Sobre as grandes vendas, penso um pouco diferente: se leio um livro e gosto, vou indicá-lo a outras pessoas. Maior o grupo de indicados, maior a repercussão. Essa semana, numa reportagem da televisão local, uma manicure explicava à repórter sua verdadeira adoração por 50 tons de cinza. Ela não tinha o hábito de ler, mas o texto a prendeu (seduziu, para fazer uma analogia apropriada). Não conseguia largar à noite em casa e aproveitava qualquer intervalo no trabalho para ler mais algumas linhas. É daqui que vem minha visão pollyannesca sobre leitura: não importa o livro. Precioso é que exista o leitor. E, se for um novo leitor, é preciso comemorar.

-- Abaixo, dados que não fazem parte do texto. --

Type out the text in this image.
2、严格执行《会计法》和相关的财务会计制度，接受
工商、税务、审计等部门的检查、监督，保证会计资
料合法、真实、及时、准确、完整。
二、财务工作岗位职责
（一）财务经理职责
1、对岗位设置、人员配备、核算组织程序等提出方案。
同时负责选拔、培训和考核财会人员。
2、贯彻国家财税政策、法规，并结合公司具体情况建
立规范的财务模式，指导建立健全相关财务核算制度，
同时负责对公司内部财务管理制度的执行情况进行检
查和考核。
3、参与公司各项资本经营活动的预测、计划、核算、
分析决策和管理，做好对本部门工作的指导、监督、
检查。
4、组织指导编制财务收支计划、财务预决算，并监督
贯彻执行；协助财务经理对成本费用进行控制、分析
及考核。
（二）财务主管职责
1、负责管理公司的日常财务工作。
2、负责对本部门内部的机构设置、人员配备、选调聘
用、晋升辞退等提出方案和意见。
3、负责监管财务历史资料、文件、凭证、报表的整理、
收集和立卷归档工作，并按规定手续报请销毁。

Qual bestseller me arrebatou dessa forma? Sou muito velha para ter acompanhado de perto (como público-alvo) a onda do bruxinho de J. K. Rowling. Mas, há alguns anos, fui desafiada por um amigo do meu marido. Ele disse: “Tu és leitora de livros-cabeça. Esse aqui é um bestseller, tem muitas páginas, é muito bom e duvido que o livro saia das tuas mãos sem que leias em um ou dois dias”. Foi um milagre editorial: eu virei duas madrugadas e enfrentei um sábado e um domingo querendo ler e precisando fazer outras tarefas até que terminei o livro. Sim: aconteceu com o primeiro volume da trilogia Millenium. A citação final da coluna desse mês é dedicada a Stieg Larsson.

O sueco é um caso à parte. Para toda a grande massa de lançamentos, a fala parece ser comum: faltam leitores, faltam vendas. Muitos livros são impressos todos os anos. Há muita produção, e dos mais variados tipos, para pouca demanda. Mas como explicar fenômenos editoriais que encontram milhões ou bilhões de leitores (se formos contar todas as traduções e edições estrangeiras)?

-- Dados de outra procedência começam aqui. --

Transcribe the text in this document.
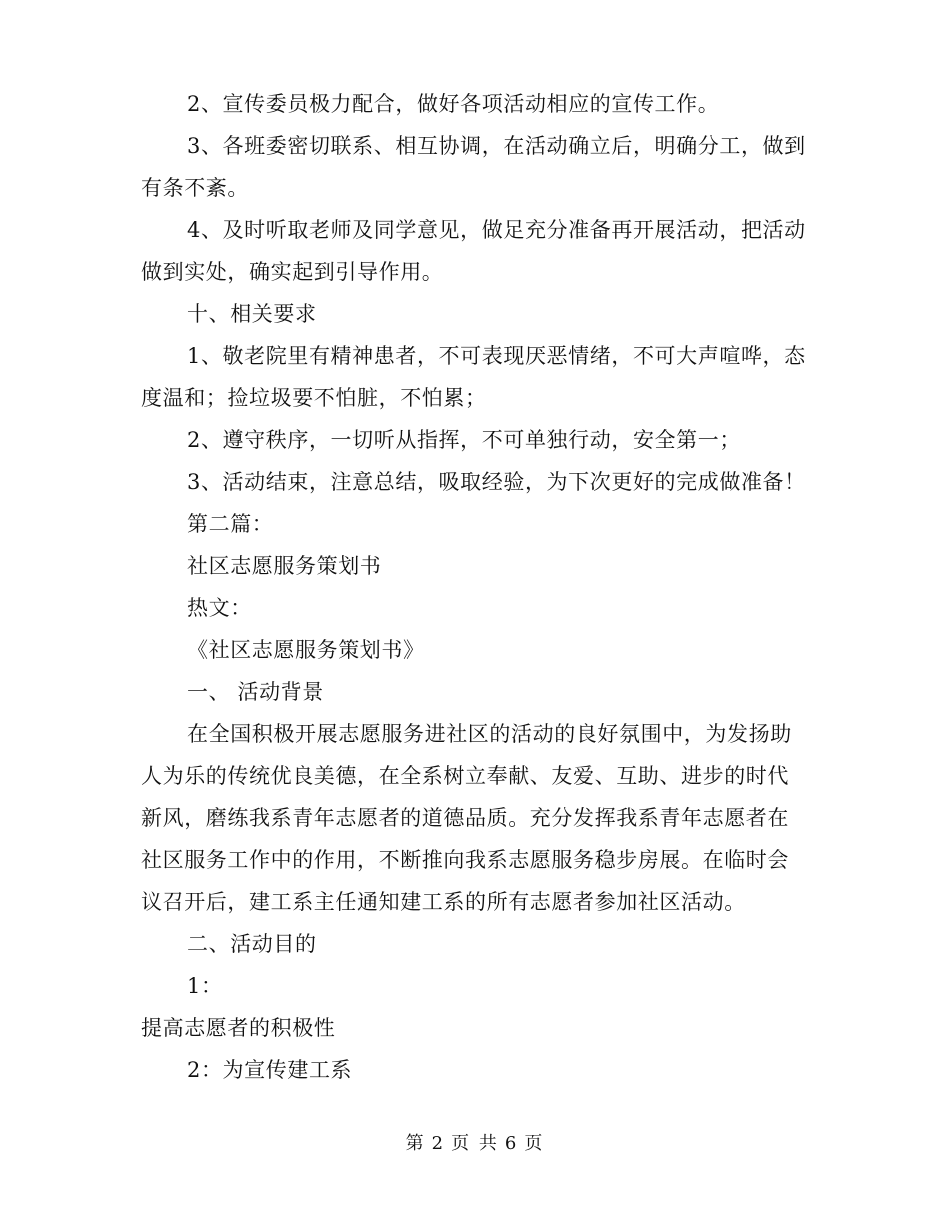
2、宣传委员极力配合，做好各项活动相应的宣传工作。
3、各班委密切联系、相互协调，在活动确立后，明确分工，做到
有条不紊。
4、及时听取老师及同学意见，做足充分准备再开展活动，把活动
做到实处，确实起到引导作用。
十、相关要求
1、敬老院里有精神患者，不可表现厌恶情绪，不可大声喧哗，态
度温和；捡垃圾要不怕脏，不怕累；
2、遵守秩序，一切听从指挥，不可单独行动，安全第一；
3、活动结束，注意总结，吸取经验，为下次更好的完成做准备！
第二篇：
社区志愿服务策划书
热文：
《社区志愿服务策划书》
一、 活动背景
在全国积极开展志愿服务进社区的活动的良好氛围中，为发扬助
人为乐的传统优良美德，在全系树立奉献、友爱、互助、进步的时代
新风，磨练我系青年志愿者的道德品质。充分发挥我系青年志愿者在
社区服务工作中的作用，不断推向我系志愿服务稳步房展。在临时会
议召开后，建工系主任通知建工系的所有志愿者参加社区活动。
二、活动目的
1：
提高志愿者的积极性
2：为宣传建工系
第 2 页 共 6 页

A verdade é que não existe segredo. Há livros que não encontram e nunca encontrarão leitores. É uma ilusão acreditar que o simples processo de publicar um livro fará com que leitores se encantem pelo texto. O que falta? Descobrir (com a ajuda de pesquisas, oráculos ou sorte) qual é o tipo de livro que ainda não existe no mercado e que pode agradar esses leitores ávidos.

Muita gente torce o nariz para isso. Uma vez, durante uma palestra, um espectador se retirou da plateia, indignado com a minha colocação. Dizia ele: “Onde já se viu?! Isso é ridículo! Eu vou escrever o livro que eu quero! O leitor que lide com isso!”. Será mesmo? O que você faria? Ou que você faz?

Outra pergunta também tem impulsionado minhas reflexões: qual será o próximo bestseller mundial? Só digo uma coisa: se eu descobrir, só vou contar para vocês depois que fechar um contrato com o autor.

Na Página 28 de Os homens que não amavam as mulheres, de Stieg Larsson:

“Mikael tornou a encher seu copo com aquavita Reimersholms e inclinou-se para trás na cadeira, refletindo sobre o que sabia a respeito de Wennerström. Era magro. Nascido na região do Norrland, onde criou uma empresa de investimentos nos anos de 1970, juntou algum dinheiro e se transferiu para Estocolmo, fazendo ali uma carreira fulgurante nos gloriosos anos 1980. Criou o Wennerströmgruppen, rebatizado de Wennerström Group quando foram abertos os escritórios de Londres e Nova York, e quando nos jornais a empresa começou a ser mencionada no mesmo nível que a Beijer. Negociando ações, participações e operações rápidas, passou a figurar na imprensa VIP como um dos novos bilionários suecos, proprietário de um loft em Strandwägen, de uma suntuosa residência de verão em Värmdö e de um iate de vinte e três metros, comprado de uma ex-estrela do tênis em decadência.”